After Brexit was implemented, the writer - who was of Irish descent according to her grandparents - decided to apply for Irish citizenship, justifying her act by saying that she wanted to "become a European again".

She considered the proponents of Brexit to be "immature, hypocritical, insidious and often ridiculous opportunists". She also criticized the British monarchy. She wrote a total of 17 books, including non-fiction works.

Nova reports that "almost every one of this writer's novels has been awarded, and two novels have been crowned with the Booker Prize - "Wolf's Litter" and "Corpse in View".

The final installment of her ground-breaking trilogy, The Mirror and the Light, met with huge critical acclaim, becoming an instant Sunday Times bestseller and shortlisted for the 2020 Booker Prize.

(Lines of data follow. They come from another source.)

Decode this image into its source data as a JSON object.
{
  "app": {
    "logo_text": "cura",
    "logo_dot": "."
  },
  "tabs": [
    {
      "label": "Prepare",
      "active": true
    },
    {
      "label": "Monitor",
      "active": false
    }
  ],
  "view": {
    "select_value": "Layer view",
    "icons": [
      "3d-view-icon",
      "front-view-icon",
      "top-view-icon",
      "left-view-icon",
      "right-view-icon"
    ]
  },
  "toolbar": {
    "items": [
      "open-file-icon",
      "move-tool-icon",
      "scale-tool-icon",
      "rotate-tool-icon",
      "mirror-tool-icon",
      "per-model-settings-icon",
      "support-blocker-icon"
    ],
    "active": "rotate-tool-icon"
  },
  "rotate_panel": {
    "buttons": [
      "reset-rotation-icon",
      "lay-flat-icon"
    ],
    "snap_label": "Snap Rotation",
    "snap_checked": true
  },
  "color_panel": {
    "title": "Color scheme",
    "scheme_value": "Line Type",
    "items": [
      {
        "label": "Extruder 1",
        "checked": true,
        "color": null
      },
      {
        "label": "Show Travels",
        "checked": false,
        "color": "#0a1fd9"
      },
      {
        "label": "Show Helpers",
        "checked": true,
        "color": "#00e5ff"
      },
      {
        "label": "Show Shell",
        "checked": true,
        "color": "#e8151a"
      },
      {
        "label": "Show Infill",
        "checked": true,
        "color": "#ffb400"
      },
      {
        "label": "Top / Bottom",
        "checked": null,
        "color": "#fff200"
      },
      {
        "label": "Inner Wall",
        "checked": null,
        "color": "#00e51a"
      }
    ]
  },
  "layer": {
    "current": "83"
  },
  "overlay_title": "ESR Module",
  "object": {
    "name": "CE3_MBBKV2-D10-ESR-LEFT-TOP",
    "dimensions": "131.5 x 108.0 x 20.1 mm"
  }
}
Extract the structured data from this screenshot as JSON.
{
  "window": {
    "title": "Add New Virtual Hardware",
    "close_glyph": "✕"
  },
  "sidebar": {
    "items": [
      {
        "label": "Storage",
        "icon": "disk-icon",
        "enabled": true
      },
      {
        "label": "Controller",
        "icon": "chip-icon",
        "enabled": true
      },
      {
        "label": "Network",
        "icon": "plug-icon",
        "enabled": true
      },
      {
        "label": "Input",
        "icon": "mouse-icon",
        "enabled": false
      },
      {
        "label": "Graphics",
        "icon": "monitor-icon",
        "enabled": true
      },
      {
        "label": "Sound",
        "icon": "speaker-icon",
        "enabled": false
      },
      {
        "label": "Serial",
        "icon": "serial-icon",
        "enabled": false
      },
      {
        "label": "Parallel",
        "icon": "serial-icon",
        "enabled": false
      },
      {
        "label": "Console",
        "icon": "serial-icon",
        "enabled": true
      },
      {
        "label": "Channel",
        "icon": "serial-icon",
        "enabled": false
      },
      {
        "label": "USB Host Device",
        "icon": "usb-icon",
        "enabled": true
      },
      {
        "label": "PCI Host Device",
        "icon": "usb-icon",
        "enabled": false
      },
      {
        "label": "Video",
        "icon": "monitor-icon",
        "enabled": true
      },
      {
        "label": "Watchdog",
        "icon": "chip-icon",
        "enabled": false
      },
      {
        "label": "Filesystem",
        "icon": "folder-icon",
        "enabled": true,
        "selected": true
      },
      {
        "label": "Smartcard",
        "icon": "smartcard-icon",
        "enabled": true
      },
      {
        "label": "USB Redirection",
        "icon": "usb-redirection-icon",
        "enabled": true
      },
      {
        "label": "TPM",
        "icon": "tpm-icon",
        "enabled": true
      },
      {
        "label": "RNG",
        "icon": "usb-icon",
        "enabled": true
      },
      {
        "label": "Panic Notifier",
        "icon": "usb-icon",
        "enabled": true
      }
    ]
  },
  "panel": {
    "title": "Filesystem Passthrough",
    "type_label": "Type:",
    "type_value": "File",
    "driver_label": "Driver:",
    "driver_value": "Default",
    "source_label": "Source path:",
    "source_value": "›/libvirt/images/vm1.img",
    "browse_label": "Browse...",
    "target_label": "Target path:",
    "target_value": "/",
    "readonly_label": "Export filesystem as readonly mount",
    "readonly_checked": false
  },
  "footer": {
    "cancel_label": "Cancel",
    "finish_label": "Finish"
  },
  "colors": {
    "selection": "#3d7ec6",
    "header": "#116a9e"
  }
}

This is what Art's collaborator, writer and critic Vujica Ognjenović recently wrote about the final novel of the trilogy: "In this sequel, the author finally has to kill Cromwell, who was Henry's right-hand man for almost ten years; In 1540, the king lost patience with his loyal servant after a disastrous match with his fourth wife, Anne of Cleves, and beheaded him.

It is an interesting fact that each of the books of Cromwell's trilogy ends with the beheading. Thomas More was executed in "Wolf's Litter", Anna Bohlen in the novel "Corpse in View". About the difference in writing about the beheading of Cromwell at the end of the novel "Mirrors and Light" from describing the execution of Anne Boleyn and Thomas More, the author pointed out that this difference is reflected in the fact that she had to describe the state of Cromwell's consciousness until he lost it. So she had to find a way to stay in his head until all his senses shut down, until he stopped hearing, feeling and seeing. "It seems as if he feels a blade going through his neck," Hilary Mantel explained in an interview. “Yes, he is still conscious. There is some kind of tradition that Cromwell's beheading took quite a long time. But there is no modern evidence for that. However, about a generation later Tom Fox said in The Book of Martyrs that the beheading was done by someone who was not fit to do the job."

Her publisher Harper Collins confirmed that she died "suddenly but peacefully" on Thursday, surrounded by close family and friends.

Ben Hamilton, who was Mantel's agent throughout her career, said it was the "greatest privilege" to work with the writer.

"Her wit, stylistic boldness, creative ambition and phenomenal historical insight mark her as one of the greatest novelists of our time."